Joining with you all today is probably the most bittersweet moment in my professional career. I am grateful that we have finally arrived at this day, and saddened that the man who led us here is no longer with us.
It was in this very room in September of 1993 that the Senate Appropriations Committee approved and reported the Transportation Appropriations Bill for Fiscal Year 1994.
During that Committee meeting, the responsibility fell to me to explain to Senator Inouye that the legislation before him proposed to take back $74 million in funds he had previously secured for a rail project in Honolulu and redistribute them to other projects.
The funds went to a project in Boston, Massachusetts being championed by Senator Ted Kennedy, and a project in Milwaukee, Wisconsin that was being championed by Senator Kasten.
The redistrubution of Honolulu’s funds was the result of a member of the Honolulu City Council suddenly flipping her vote, killing the rail project by a vote of 5-4. And as soon as the vote was taken, that same Councilwoman flew to a neighbor island to hide from public view.
Senator Inouye certainly understood why we had to redistribute the money. He was gracious and understanding, as always. But he told me and the other staffers that were gathered around him that day that “he would be back.”
Senator Inouye said he would continue to fight for this project because the congestion problem on the island of Oahu was real, and the hard working people of his state really needed a rail transit option.
Since that day 19 years ago, the congestion on H-1 has gotten steadily worse. The working people in West Oahu have spent more and more time in traffic away from their families, and Dan Inouye has kept fighting to bring them a rail transit option – an option that would get them home in time for dinner. An option to get home in time to supervise homework. An option to see their young children before they had to go to bed.
Thankfully, Senator Inouye did not need to fight this battle on his own.

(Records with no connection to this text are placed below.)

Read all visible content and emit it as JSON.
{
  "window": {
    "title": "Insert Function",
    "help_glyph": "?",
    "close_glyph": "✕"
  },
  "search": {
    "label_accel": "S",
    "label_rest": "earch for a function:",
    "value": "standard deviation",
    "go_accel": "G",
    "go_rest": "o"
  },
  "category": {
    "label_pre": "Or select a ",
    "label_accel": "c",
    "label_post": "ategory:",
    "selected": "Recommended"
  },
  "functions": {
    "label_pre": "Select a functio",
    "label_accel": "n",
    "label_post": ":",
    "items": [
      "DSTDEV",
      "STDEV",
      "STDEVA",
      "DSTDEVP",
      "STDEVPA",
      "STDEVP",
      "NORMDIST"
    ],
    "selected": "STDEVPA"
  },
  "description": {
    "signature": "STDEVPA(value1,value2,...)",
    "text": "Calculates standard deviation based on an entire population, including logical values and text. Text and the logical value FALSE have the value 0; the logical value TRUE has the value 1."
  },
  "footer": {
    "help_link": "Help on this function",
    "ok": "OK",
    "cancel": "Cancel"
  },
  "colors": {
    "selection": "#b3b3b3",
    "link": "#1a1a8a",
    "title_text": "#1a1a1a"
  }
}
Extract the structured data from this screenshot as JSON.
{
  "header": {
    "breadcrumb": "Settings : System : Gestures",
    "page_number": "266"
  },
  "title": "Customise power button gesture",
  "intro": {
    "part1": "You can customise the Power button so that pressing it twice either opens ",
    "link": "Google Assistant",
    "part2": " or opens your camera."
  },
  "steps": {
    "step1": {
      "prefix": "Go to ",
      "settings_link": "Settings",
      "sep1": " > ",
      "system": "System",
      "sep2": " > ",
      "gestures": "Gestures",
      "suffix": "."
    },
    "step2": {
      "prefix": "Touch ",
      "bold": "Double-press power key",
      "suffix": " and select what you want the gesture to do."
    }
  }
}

In recent years especially, it has truly been a group effort.
Senator Akaka, from his position on the authorizing committee, made sure that we continued to have the program and policies in place to finance a project of this size.
Representatives Hirono and Hanabusa led the fight in the House of Representatives.
Mayor Carlisle, and Mayor Hannemann before him, continued to drive things forward and set up a truly independent and professional rail transit authority. There was a time when Mufi Hanemann was trying to drive this train so fast, I think some of us worried he was going to drive it right off a cliff. But instead, great progress was made.
The Honolulu City Council has done extraordinary work, making sure the local policies and resources are in place. This is no longer a City Council with 5-to-4 votes that flip back and forth. The measures passed a few weeks ago to move forward with this project prevailed on votes of 8-to-1.
The State legislature cooperated at several stages, especially in hearing Senator Inouye's requests that they NOT divert tax revenues dedicated to transit to other purposes, and make sure that those funds stayed available for transit.
And most importantly, the taxpayers of Oahu have been paying the tax revenue for years now, so they could someday have a rail project and create thousands of desperately needed jobs along the way.
Just this past June, Senator Inouye took to the Senate floor and explained to his colleagues the critical need to move forward with this project. He said “Honolulu recently received the dubious distinction as the city in the United States most besieged by traffic gridlock, surpassing even Los Angeles, New York and Chicago...Rail transit on Oahu has been debated and discussed for nearly forty years and the time for talk is over.” Today, the time for talk is indeed over.
Today, now that the required 30 days for congressional review have passed, Secretary Ray LaHood has directed me to sign the Full Funding Grant Agreement for the Honolulu Rail Project.
Today, we finalize the Federal contribution and make the first $255 million in construction dollars available for the project.
Today we move forward to produce the thousands of promised jobs and shorter commutes.
Nineteen years ago, Senator Inouye promised me that he would be back.
None of us could imagine that when we finally reached this day, he wouldn't be here to join us.
But this event today is truly a culmination of his ceaseless efforts to improve the quality of life for working families in Hawaii.
There may be no better way to honor his memory than to fulfill the goal he has pursued for decades.